A lot has been written about the origin of the celebrated flat-bottomed wooden boats used on the James and White rivers. Outdoor writer Robert Page Lincoln wrote a long article on these boats, published in the March, 1948 issue of Fur-Fish-Game magazine, for which he extensively interviewed Galena river guide and boat builder Charley Barnes.
Robert Page Lincoln was a prominent writer on hunting and fishing in the 1930s through the 1950s. Seen here dressed like a running buddy of Ernest Hemingway, Lincoln observes Charley Barnes crafting a float boat. Lincoln wrote Barnes didn’t care for the name ‘johnboat.’
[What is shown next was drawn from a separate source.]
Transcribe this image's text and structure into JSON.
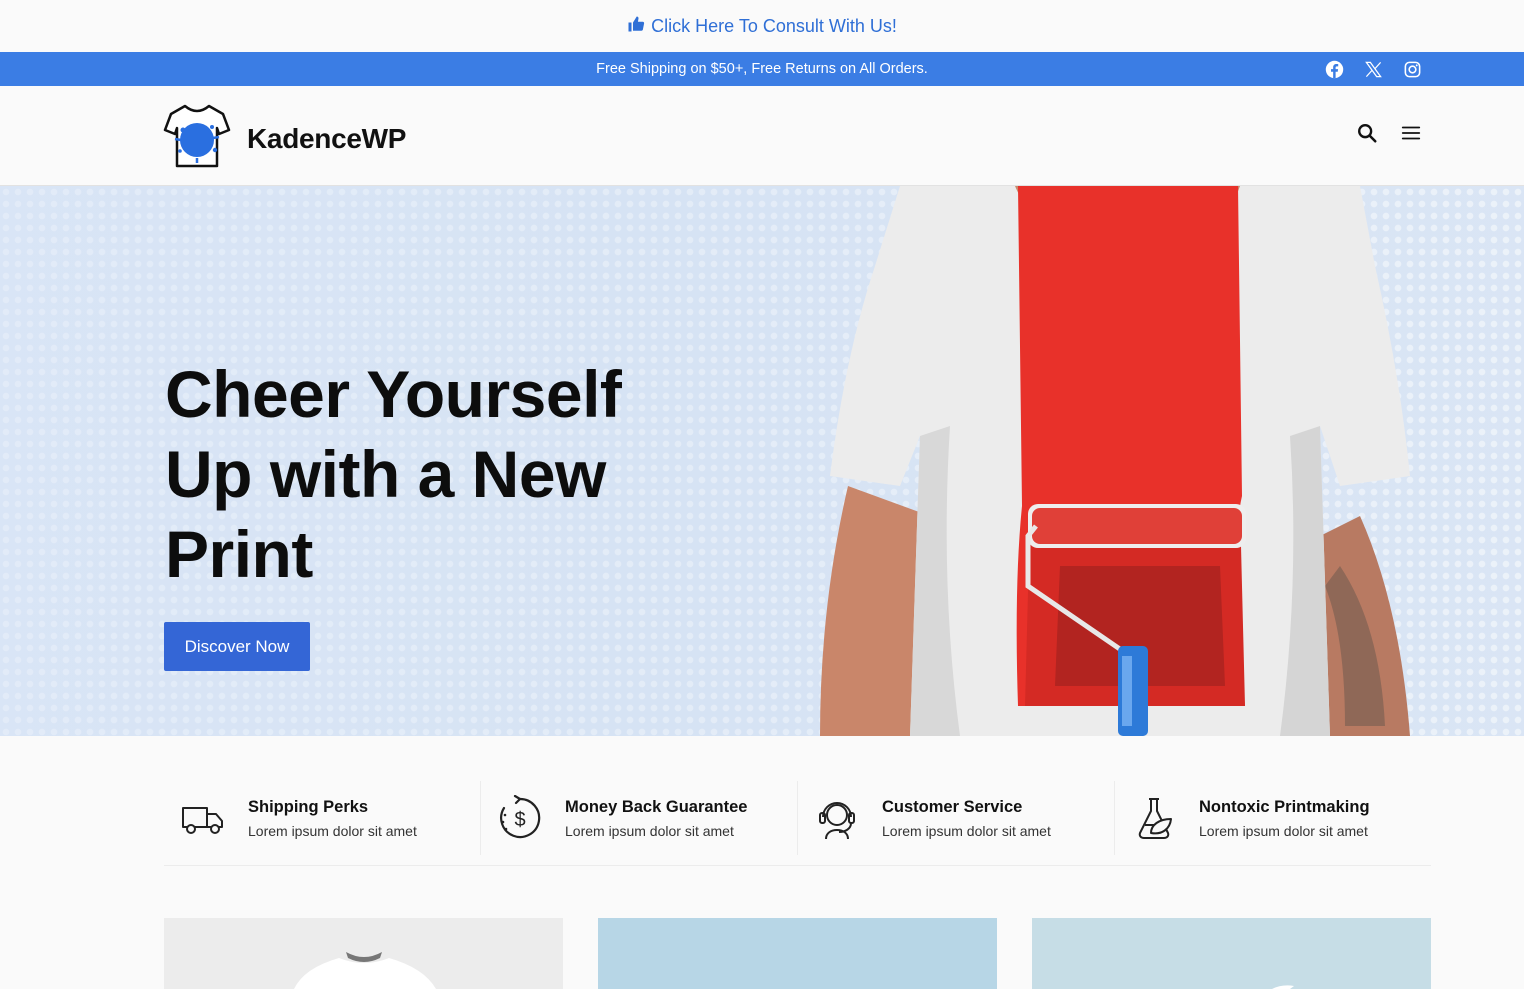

Charley Barnes guided Galena-to-Branson floats for forty
years and built more than three hundred of the craft used in these trips. In a
1956 interview with Springfield News-Leader reporter Don Payton, Barnes said
although he had “taken commercial floats on the Current River” and heard the
term johnboat applied there, “We have never used that name here.” Barnes got in
to the James River float business during its earliest commercialization, but
soon realized, “‘the boats available weren’t big enough to accommodate
occupants for much longer than a day.’ Barnes quickly came to the realization
that greater cargo space was needed for tents, food, equipment, and other gear.
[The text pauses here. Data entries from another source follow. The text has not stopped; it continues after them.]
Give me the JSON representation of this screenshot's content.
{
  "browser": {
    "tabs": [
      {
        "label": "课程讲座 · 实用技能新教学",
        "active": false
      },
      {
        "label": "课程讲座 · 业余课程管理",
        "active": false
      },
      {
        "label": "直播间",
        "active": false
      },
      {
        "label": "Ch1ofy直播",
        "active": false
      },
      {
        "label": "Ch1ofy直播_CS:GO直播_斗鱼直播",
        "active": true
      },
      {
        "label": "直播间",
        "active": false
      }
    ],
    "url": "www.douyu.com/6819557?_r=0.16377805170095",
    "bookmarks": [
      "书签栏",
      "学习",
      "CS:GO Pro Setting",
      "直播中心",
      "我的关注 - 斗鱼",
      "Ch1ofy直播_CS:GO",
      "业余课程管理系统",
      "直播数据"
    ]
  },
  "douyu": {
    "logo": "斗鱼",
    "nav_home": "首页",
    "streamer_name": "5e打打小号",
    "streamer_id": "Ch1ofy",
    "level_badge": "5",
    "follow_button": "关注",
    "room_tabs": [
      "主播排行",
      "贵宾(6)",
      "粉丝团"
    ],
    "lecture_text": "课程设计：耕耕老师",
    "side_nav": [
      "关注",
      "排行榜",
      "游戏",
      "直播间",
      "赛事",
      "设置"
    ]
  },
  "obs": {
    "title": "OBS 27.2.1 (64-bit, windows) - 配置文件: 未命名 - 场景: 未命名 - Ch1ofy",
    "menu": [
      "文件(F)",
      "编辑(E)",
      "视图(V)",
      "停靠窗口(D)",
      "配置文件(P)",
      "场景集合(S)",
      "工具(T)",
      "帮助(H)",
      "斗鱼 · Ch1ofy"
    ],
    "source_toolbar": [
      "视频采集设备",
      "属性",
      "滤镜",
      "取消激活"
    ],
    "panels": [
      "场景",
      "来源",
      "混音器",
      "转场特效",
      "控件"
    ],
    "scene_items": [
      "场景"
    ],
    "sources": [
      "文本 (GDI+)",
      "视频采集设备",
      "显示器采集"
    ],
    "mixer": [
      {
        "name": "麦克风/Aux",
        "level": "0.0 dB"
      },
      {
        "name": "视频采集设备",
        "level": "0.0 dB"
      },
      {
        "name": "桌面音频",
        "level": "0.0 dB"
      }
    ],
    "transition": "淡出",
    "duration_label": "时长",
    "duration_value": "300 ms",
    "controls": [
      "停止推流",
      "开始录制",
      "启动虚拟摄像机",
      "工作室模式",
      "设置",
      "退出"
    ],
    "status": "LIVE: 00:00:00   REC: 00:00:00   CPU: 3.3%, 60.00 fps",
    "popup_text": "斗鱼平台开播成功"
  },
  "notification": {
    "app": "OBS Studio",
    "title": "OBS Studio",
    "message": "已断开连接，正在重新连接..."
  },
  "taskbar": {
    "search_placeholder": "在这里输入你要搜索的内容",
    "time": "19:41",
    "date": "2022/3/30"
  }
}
The result was that Barnes, still working in Branson, fabricated a boat ‘about
20 feet long and a yard wide with a snub nose and flat bottom.’” The classic
“float boat” created by Barnes and other Galena builders was more stable than
“jack boats” as earlier long, narrow, flat-bottomed wooden boats were called.
Johnboats couldn’t be as easily poled upstream but return by railroad made
going upriver by boat unnecessary.
“This photo of Charley Barnes and his two brothers, Herbert and John, was taken
in 1909 about the time that the Barnes float trip business at Galena, Mo., was
at the height of its success. The bass shown in this photo are the same average
size as those taken now. Reading left to right are Herbert, John, and Charley
Barnes.” Caption from Robert Page Lincoln’s 1948 article in Fur-Fish-Game magazine.